Given a continuous function $f\colon \mathbb{R}^n \to \mathbb{R}$ such that, for some M, R, p constant values:
$$\vert f(x) \vert \leq \frac{M}{\vert\vert x \vert\vert^p}$$
If $\vert\vert x \vert\vert\geq R$ and $p>n$. Then the integral over the entire space $\mathbb{R}^n$ exists.
Now, so far I've realized that for $R> 1, M>0$ the exponential function $g(x)=R^x$ is increasing. Therefore, given $p>n \implies \vert\vert x \vert\vert^p> \vert\vert x \vert\vert^n \implies \frac{M}{\vert\vert x \vert\vert^p}<\frac{M}{\vert\vert x \vert\vert^n}$
So $\vert f(x) \vert < \frac{M}{\vert\vert x \vert\vert^n}$. This tells me that the function is bounded, but I'm not sure where to go from here. Are there any theorems or lemmas that could help with the proof?
Thank you so much!
This is an improper Riemann integral.
To show that $\lim_{r \to \infty} \int_{\|x\| \le r} f$ exists, it is sufficient to show that $\lim_{r \to \infty} \int_{\|x\| \le r} f_+$ and $\lim_{r \to \infty} \int_{\|x\| \le r} f_-$ exist, where $f_+=\max(f,0), f_- = \max(-f,0)$. Since $f_+, f_-$ are continuous, and are bounded above by $|f|$, it is sufficient to show that $\lim_{r \to \infty} \int_{\|x\| \le r} |f|$ exists (and is finite).
Note that if $0 \le h \le g$ and $g$ is improperly integrable, then $h$ is improperly integrable.
In the above case, it is sufficient to show that $\int_{R \le \|x\| \le r} {1 \over \|x\|^p} dx$ exists (and is finite). For simplicity we can assume that $R$ is an integer.
Let $S$ be the volume of $B(0,1)$, note that the volume of $B(0,r)$ is $S^n$. Let $g$ be the function $g(x) = \sum_{k=R}^\infty 1_{B(0,k+1)\setminus B(0,k)}(x) {1 \over k^p}$, note that $g(x) = {1 \over \lfloor \|x\| \rfloor^p} \ge {1 \over \|x\|^p}$ for $\|x\| \ge R$. Note that the set of discontinuities of $g$ have measure zero, and hence $g$ is integrable on any closed ball of finite radius.

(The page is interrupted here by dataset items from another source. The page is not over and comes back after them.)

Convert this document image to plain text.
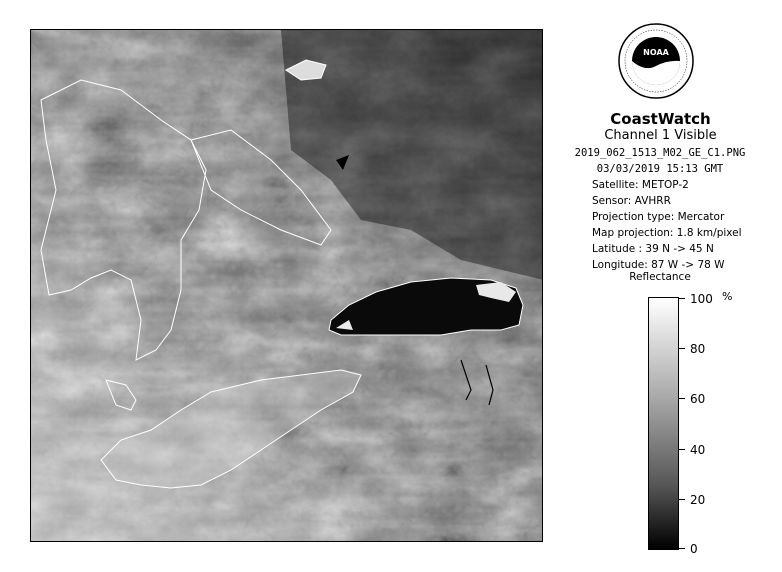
NOAA
CoastWatch
Channel 1 Visible
2019_062_1513_M02_GE_C1.PNG
03/03/2019 15:13 GMT
Satellite: METOP-2
Sensor: AVHRR
Projection type: Mercator
Map projection: 1.8 km/pixel
Latitude : 39 N -> 45 N
Longitude: 87 W -> 78 W
Reflectance
%
100
80
60
40
20
0
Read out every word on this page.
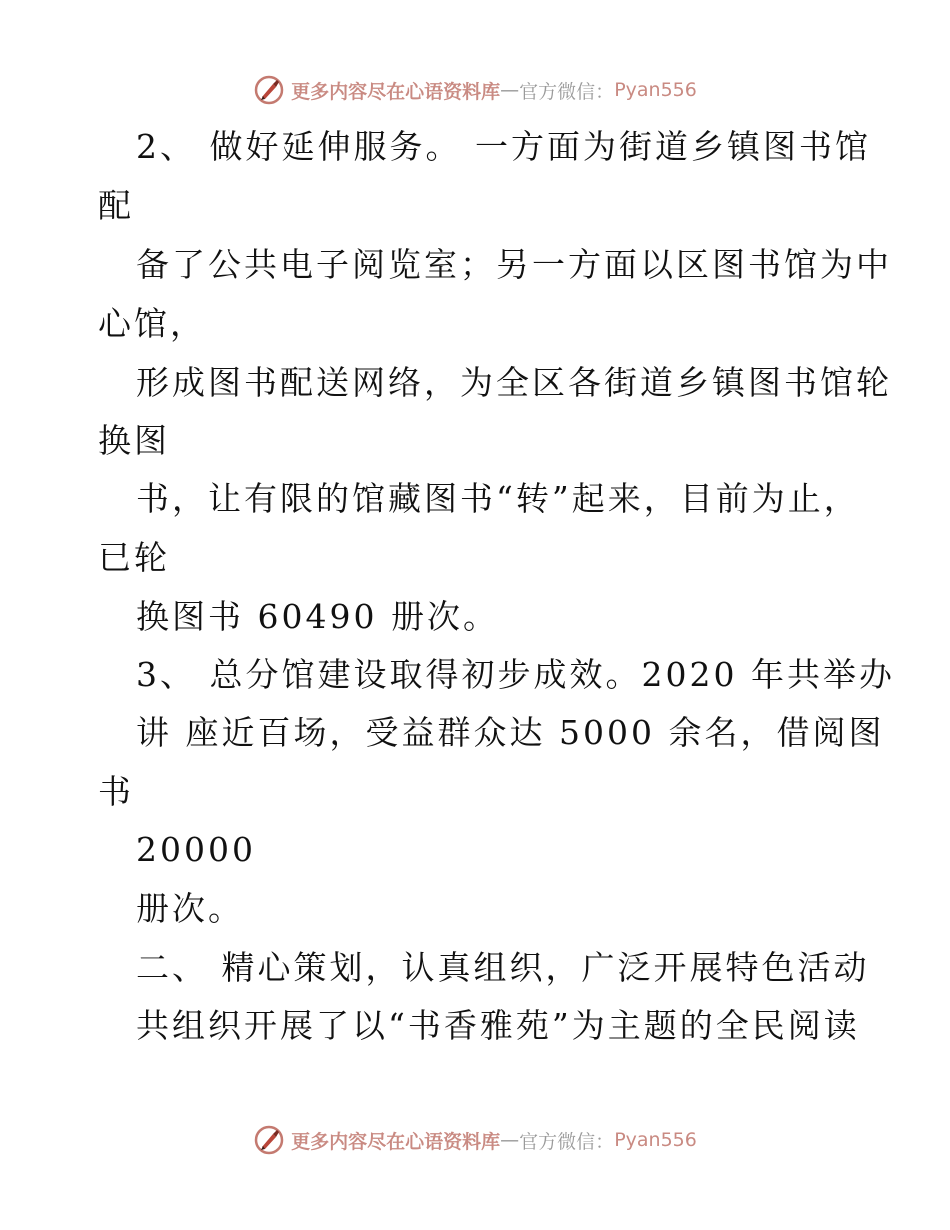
更多内容尽在心语资料库 — 官方微信： Pyan556
2、 做好延伸服务。 一方面为街道乡镇图书馆
配
备了公共电子阅览室；另一方面以区图书馆为中
心馆，
形成图书配送网络，为全区各街道乡镇图书馆轮
换图
书，让有限的馆藏图书“转”起来，目前为止，
已轮
换图书 60490 册次。
3、 总分馆建设取得初步成效。2020 年共举办
讲 座近百场，受益群众达 5000 余名，借阅图
书
20000
册次。
二、 精心策划，认真组织，广泛开展特色活动
共组织开展了以“书香雅苑”为主题的全民阅读
更多内容尽在心语资料库 — 官方微信： Pyan556
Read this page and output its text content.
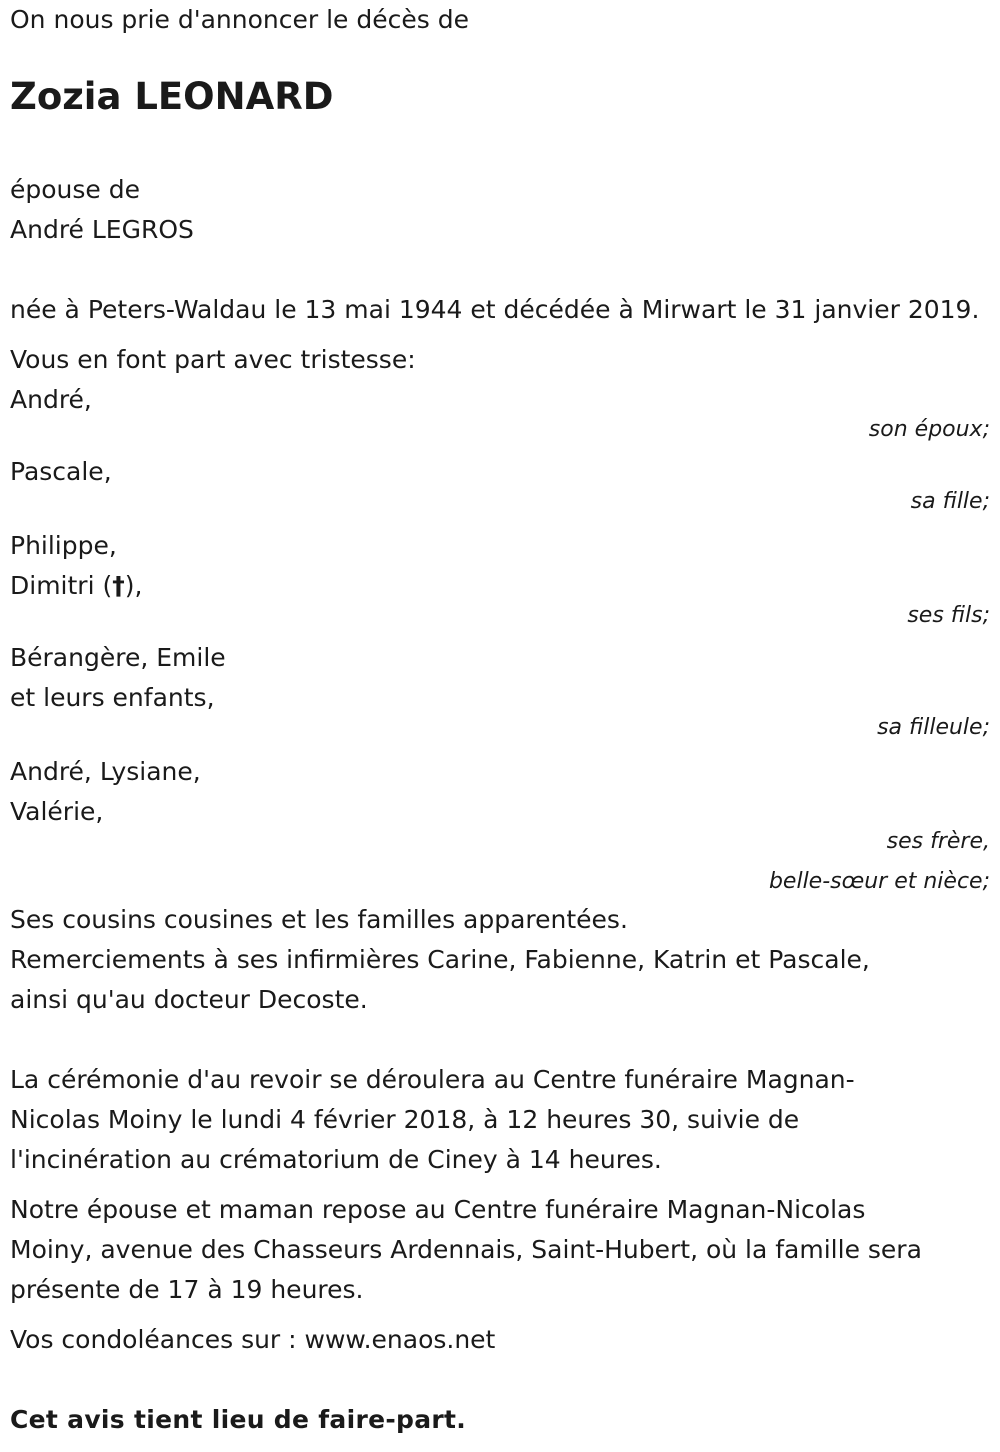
On nous prie d'annoncer le décès de
Zozia LEONARD
épouse de
André LEGROS
née à Peters-Waldau le 13 mai 1944 et décédée à Mirwart le 31 janvier 2019.
Vous en font part avec tristesse:
André,
son époux;
Pascale,
sa fille;
Philippe,
Dimitri (†),
ses fils;
Bérangère, Emile
et leurs enfants,
sa filleule;
André, Lysiane,
Valérie,
ses frère,
belle-sœur et nièce;
Ses cousins cousines et les familles apparentées.
Remerciements à ses infirmières Carine, Fabienne, Katrin et Pascale,
ainsi qu'au docteur Decoste.
La cérémonie d'au revoir se déroulera au Centre funéraire Magnan-
Nicolas Moiny le lundi 4 février 2018, à 12 heures 30, suivie de
l'incinération au crématorium de Ciney à 14 heures.
Notre épouse et maman repose au Centre funéraire Magnan-Nicolas
Moiny, avenue des Chasseurs Ardennais, Saint-Hubert, où la famille sera
présente de 17 à 19 heures.
Vos condoléances sur : www.enaos.net
Cet avis tient lieu de faire-part.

We have $\int_{\|x\| \le r} g \le \sum_{k=R}^\infty ((k+1)^n-k^n) S {1 \over k^p}$, and $p(x) = (x+1)^n -x^n$ is a polynomial of degree $n-1$ and since $p-(n-1) > 1$ we see that the series is summable and hence $\lim_{r \to \infty} \int_{\|x\| \le r} g$ exists and so $f$ is integrable.